FastLPResult Outcome of an LP-based gap-fill.
fill_gaps_fast_lp LP-based gap-filling (fastGapFill / swiftGapFill).
fill_gaps_kumar_milp Gap-fill to make the model objective (biomass) >= min_growth.
GapFillResult Outcome of a connectivity gap-fill.
KumarGapFillResult Outcome of a Kumar 2007 MILP gap-fill.
TopologicalAnalysisResult Outcome of a topological gap analysis.

Reference

analyse_topology

BFS metabolite-producibility analysis.

Starting from seed metabolites (metabolites available in the medium), identifies which metabolites in model cannot be produced using any sequence of draft reactions. For each unreachable target metabolite, lists candidate template reactions that produce it directly.

Parameters:

Name Type Description Default
model Model

Draft model to analyse.

required
templates Model | Iterable[Model]

Universal database model(s) containing candidate reactions. Metabolite identifiers must match those in model.

required
seeds Iterable[str] | None

Metabolite IDs available from the medium. Default: metabolites involved in exchange reactions (one-metabolite reactions) where lower_bound < 0 (uptake is allowed).

None
targets Iterable[str] | None

Metabolite IDs that should be reachable. Default: all metabolites in model.

None
verbose bool

Print a summary of the results.

True

Returns:

Type Description
TopologicalAnalysisResult

connect_blocked_reactions

Add template reactions so blocked draft reactions can carry flux.

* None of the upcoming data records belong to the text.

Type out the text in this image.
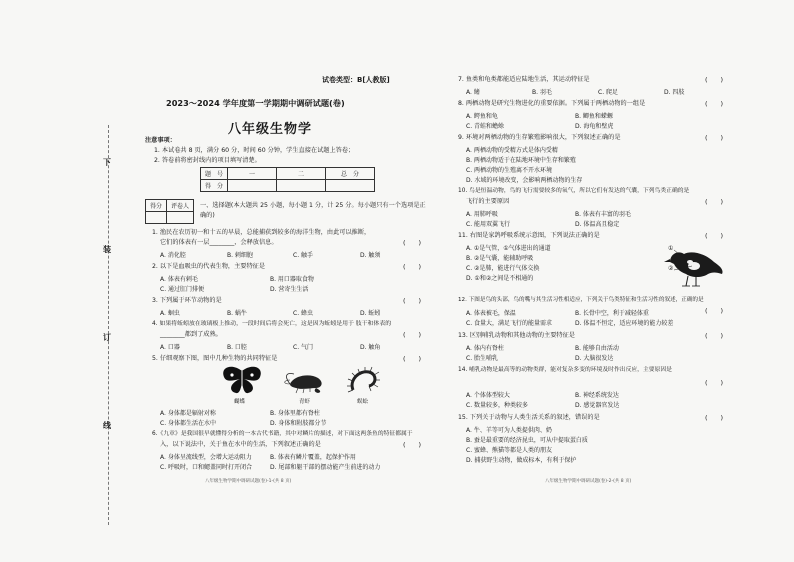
下
装
订
线
试卷类型：B[人教版]
2023～2024 学年度第一学期期中调研试题(卷)
八年级生物学
注意事项：
1. 本试卷共 8 页，满分 60 分，时间 60 分钟，学生直接在试题上答卷；
2. 答卷前将密封线内的项目填写清楚。
题　号	一	二	总　分
得　分			
得分	评卷人
	一、选择题(本大题共 25 小题，每小题 1 分，计 25 分。每小题只有一个选项是正
确的)
1. 渔民在农历初一和十五的早晨，总能捕获到较多的海洋生物，由此可以推断，
它们的体表有一层________，会释放信息。	(　　)
A. 消化腔	B. 刺细胞	C. 触手	D. 触须
2. 以下是血吸虫的代表生物，主要特征是	(　　)
A. 体表有刺毛	B. 用口器取食物
C. 通过肛门排便	D. 营寄生生活
3. 下列属于环节动物的是	(　　)
A. 蛔虫	B. 蜗牛	C. 蜂虫	D. 蚯蚓
4. 如果将蚯蚓放在玻璃板上推动，一段时间后将会死亡，这是因为蚯蚓是用于 肢干和体表的
________都到了成熟。	(　　)
A. 口器	B. 口腔	C. 气门	D. 触角
5. 仔细观察下图，图中几种生物的共同特征是	(　　)
蝴蝶	青虾	蜈蚣
A. 身体都是辐射对称	B. 身体里都有脊柱
C. 身体都生活在水中	D. 身体和附肢都分节
6.《九章》是我国很早就懂得分析的一本古代书籍，其中对鳞片的描述，对下面这两条鱼的特征都属于
入，以下说法中，关于鱼在水中的生活，下列叙述正确的是	(　　)
A. 身体呈流线型，会增大运动阻力	B. 体表有鳞片覆盖，起保护作用
C. 呼吸时，口和鳃盖同时打开闭合	D. 尾部和躯干部的摆动能产生前进的动力
八年级生物学期中调研试题(卷)-1-(共 8 页)
7. 鱼类和龟类都能适应陆地生活，其运动特征是	(　　)
A. 鳍	B. 羽毛	C. 爬足	D. 四肢
8. 两栖动物是研究生物进化的重要依据。下列属于两栖动物的一组是	(　　)
A. 鳄鱼和龟	B. 鲫鱼和蝾螈
C. 青蛙和蟾蜍	D. 海龟和壁虎
9. 环境对两栖动物的生存繁殖影响很大，下列叙述正确的是	(　　)
A. 两栖动物的受精方式是体内受精
B. 两栖动物适于在陆地环境中生存和繁殖
C. 两栖动物的生殖离不开水环境
D. 水域的环境改变，会影响两栖动物的生存
10. 鸟是恒温动物，鸟的飞行需要较多的氧气，所以它们有发达的气囊，下列鸟类正确的是
飞行的主要原因	(　　)
A. 用肺呼吸	B. 体表有丰富的羽毛
C. 能用双翼飞行	D. 体温高且稳定
11. 右图是家鸽呼吸系统示意图，下列说法正确的是	(　　)
A. ①是气管，①气体进出的通道
B. ②是气囊，能辅助呼吸
C. ②是肺，能进行气体交换
D. ①和②之间是不相通的
①
②
12. 下图是鸟的头部，鸟的嘴与其生活习性相适应，下列关于鸟类特征和生活习性的叙述，正确的是
(　　)
A. 体表被毛，保温	B. 长骨中空，利于减轻体重
C. 食量大，满足飞行的能量需求	D. 体温不恒定，适应环境的能力较差
13. 区别哺乳动物和其他动物的主要特征是	(　　)
A. 体内有脊柱	B. 能够自由活动
C. 胎生哺乳	D. 大脑很发达
14. 哺乳动物是最高等的动物类群，能对复杂多变的环境及时作出反应，主要原因是
(　　)
A. 个体体型较大	B. 神经系统发达
C. 数量较多，种类较多	D. 感觉器官发达
15. 下列关于动物与人类生活关系的叙述，错误的是	(　　)
A. 牛、羊等可为人类提供肉、奶
B. 蚕是最重要的经济昆虫，可从中提取蛋白质
C. 蜜蜂、熊猫等都是人类的朋友
D. 捕获野生动物，做成标本，有利于保护
八年级生物学期中调研试题(卷)-2-(共 8 页)
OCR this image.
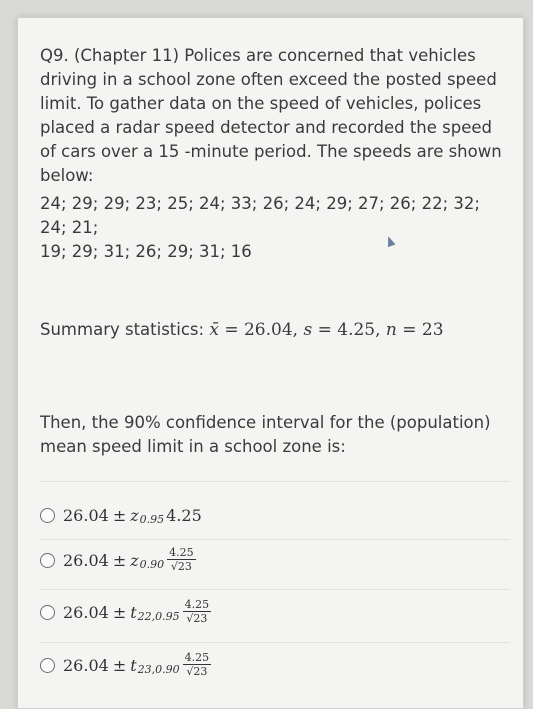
Q9. (Chapter 11) Polices are concerned that vehicles driving in a school zone often exceed the posted speed limit. To gather data on the speed of vehicles, polices placed a radar speed detector and recorded the speed of cars over a 15 -minute period. The speeds are shown below:
24; 29; 29; 23; 25; 24; 33; 26; 24; 29; 27; 26; 22; 32; 24; 21;
19; 29; 31; 26; 29; 31; 16
Summary statistics: x̄ = 26.04, s = 4.25, n = 23
Then, the 90% confidence interval for the (population) mean speed limit in a school zone is:
26.04 ± z 0.95 4.25
26.04 ± z $0.90 \frac{4.25}{√23}$
26.04 ± t $22,0.95 \frac{4.25}{√23}$
26.04 ± t $23,0.90 \frac{4.25}{√23}$
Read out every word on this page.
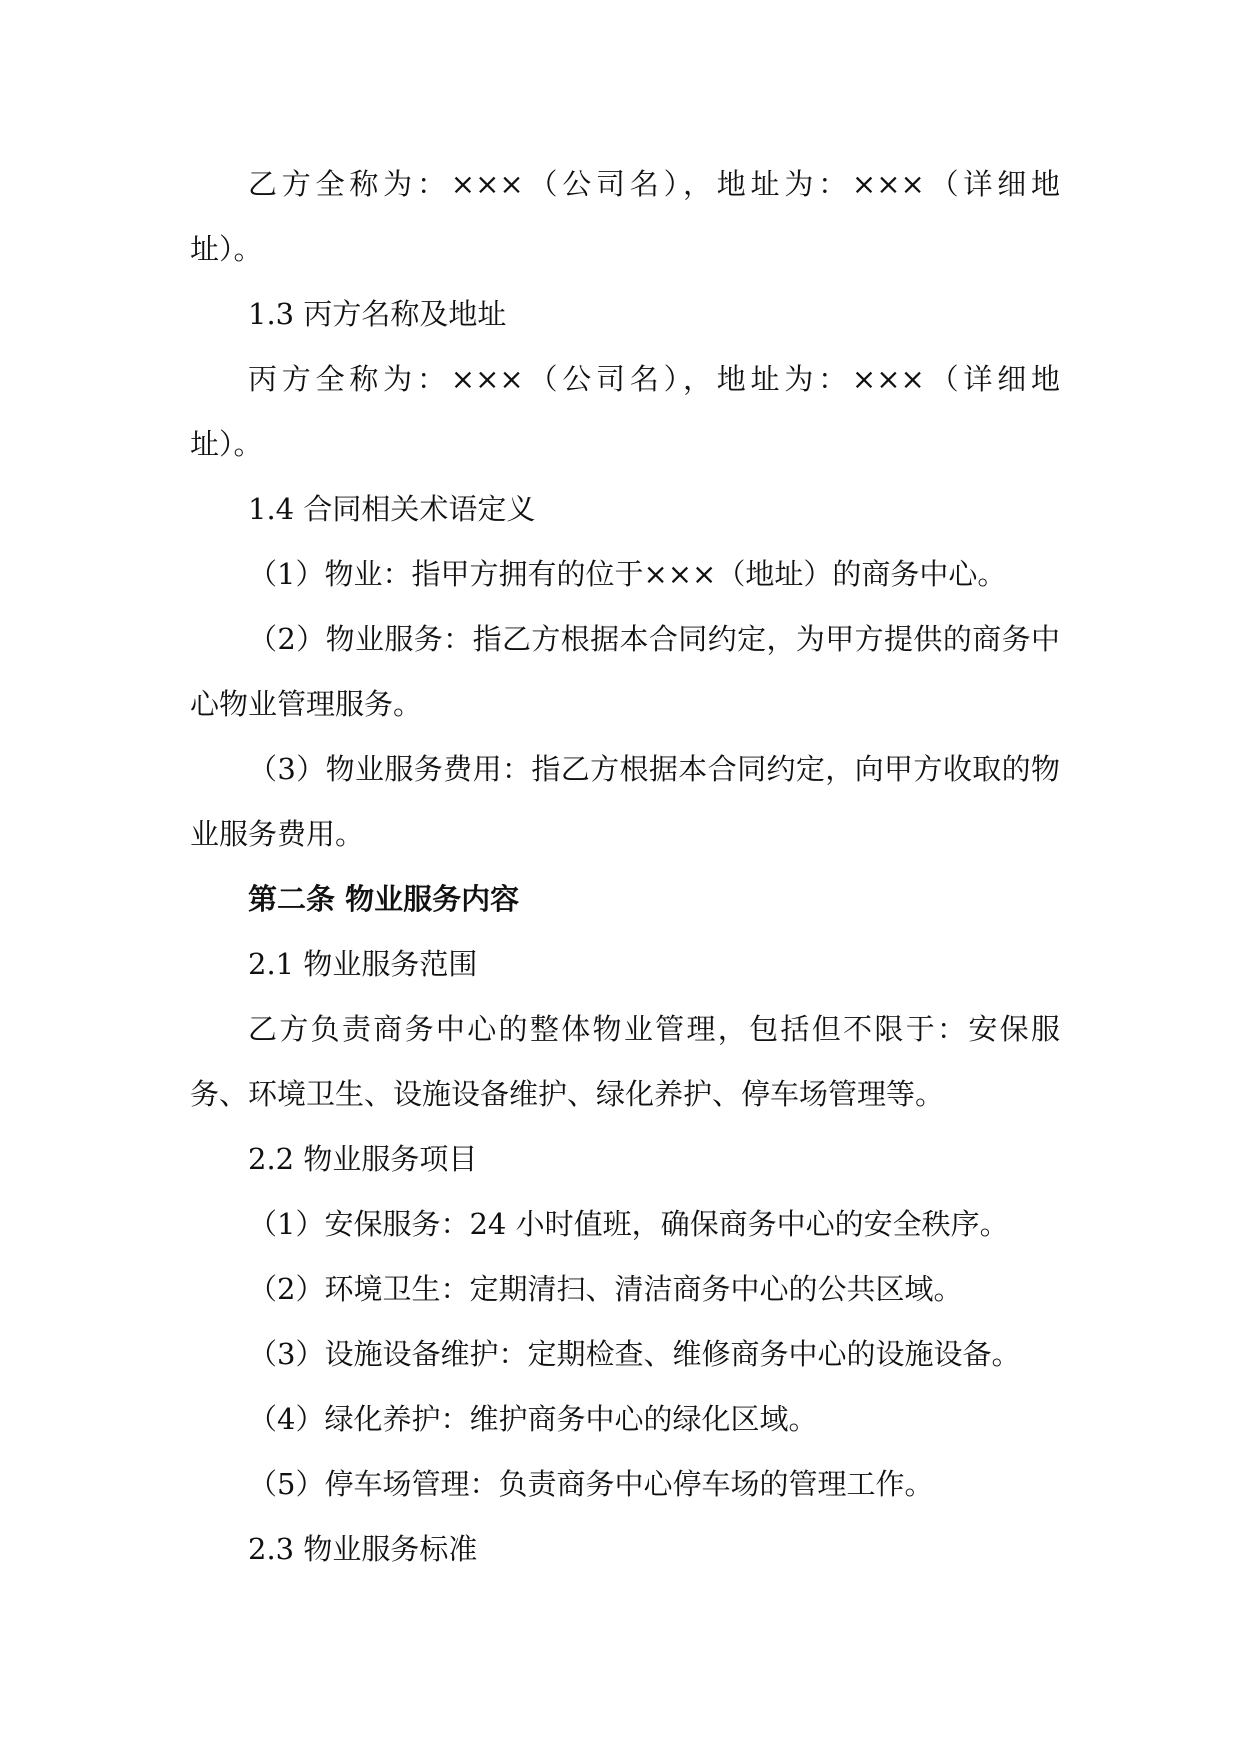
乙方全称为：×××（公司名），地址为：×××（详细地

址）。

1.3 丙方名称及地址

丙方全称为：×××（公司名），地址为：×××（详细地

址）。

1.4 合同相关术语定义

（1）物业：指甲方拥有的位于×××（地址）的商务中心。

（2）物业服务：指乙方根据本合同约定，为甲方提供的商务中

心物业管理服务。

（3）物业服务费用：指乙方根据本合同约定，向甲方收取的物

业服务费用。

第二条 物业服务内容

2.1 物业服务范围

乙方负责商务中心的整体物业管理，包括但不限于：安保服

务、环境卫生、设施设备维护、绿化养护、停车场管理等。

2.2 物业服务项目

（1）安保服务：24 小时值班，确保商务中心的安全秩序。

（2）环境卫生：定期清扫、清洁商务中心的公共区域。

（3）设施设备维护：定期检查、维修商务中心的设施设备。

（4）绿化养护：维护商务中心的绿化区域。

（5）停车场管理：负责商务中心停车场的管理工作。

2.3 物业服务标准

Finds reactions that cannot carry flux in model, then adds the minimum-penalty set of template reactions that lets the (irreversible) ones carry flux, and returns the filled model. Like RAVEN, only irreversible blocked reactions are forced — reversible ones can carry flux trivially in the split formulation, so forcing them is uninformative.

For the other gap-filling flavour — adding reactions to make the model's objective feasible — use cobra.flux_analysis.gapfill after aligning the template's metabolite ids to the draft.

The draft is expected to have exchange reactions for its nutrients (otherwise most reactions are trivially blocked).

FastLPResult

Outcome of an LP-based gap-fill.

Parameters:

Name Type Description Default
added_reactions list[str]

Template reaction IDs selected by the LP solver (union across all per-blocked-reaction LP solves).

list()
newly_connected list[str]

Draft reaction IDs that were blocked in the draft and appear in the returned model (not guaranteed to carry flux until verified by FVA).

list()
cannot_connect list[str]

Blocked draft reaction IDs that remain blocked even with the full template database added.

list()
candidates_per_reaction dict[str, list[str]]

Per blocked-reaction template reaction candidates (as returned by each individual LP solve). Useful for greedy post-processing.

dict()
model Model

Draft model with added_reactions incorporated.

Model()

fill_gaps_fast_lp

LP-based gap-filling (fastGapFill / swiftGapFill).

For each blocked draft reaction, runs a single LP that activates that reaction using a minimal (or maximal) set of template reactions. The union of all activated template reactions is returned.

Parameters:

Name Type Description Default
model Model

Draft model to gap-fill.

required
templates Model | Iterable[Model]

Universal reaction database model(s).

required
epsilon float

Minimum flux threshold for a reaction to be considered active.

0.0001
variant Literal['fast', 'swift']

"fast" — FASTCORE L1-norm LP (minimises L1 norm of template fluxes). "swift" — SWIFTCORE single LP (maximises template flux sum; faster but stochastic).

'fast'
verbose bool

Print progress messages.

True

Returns:

Type Description
FastLPResult

fill_gaps_kumar_milp

Gap-fill to make the model objective (biomass) >= min_growth.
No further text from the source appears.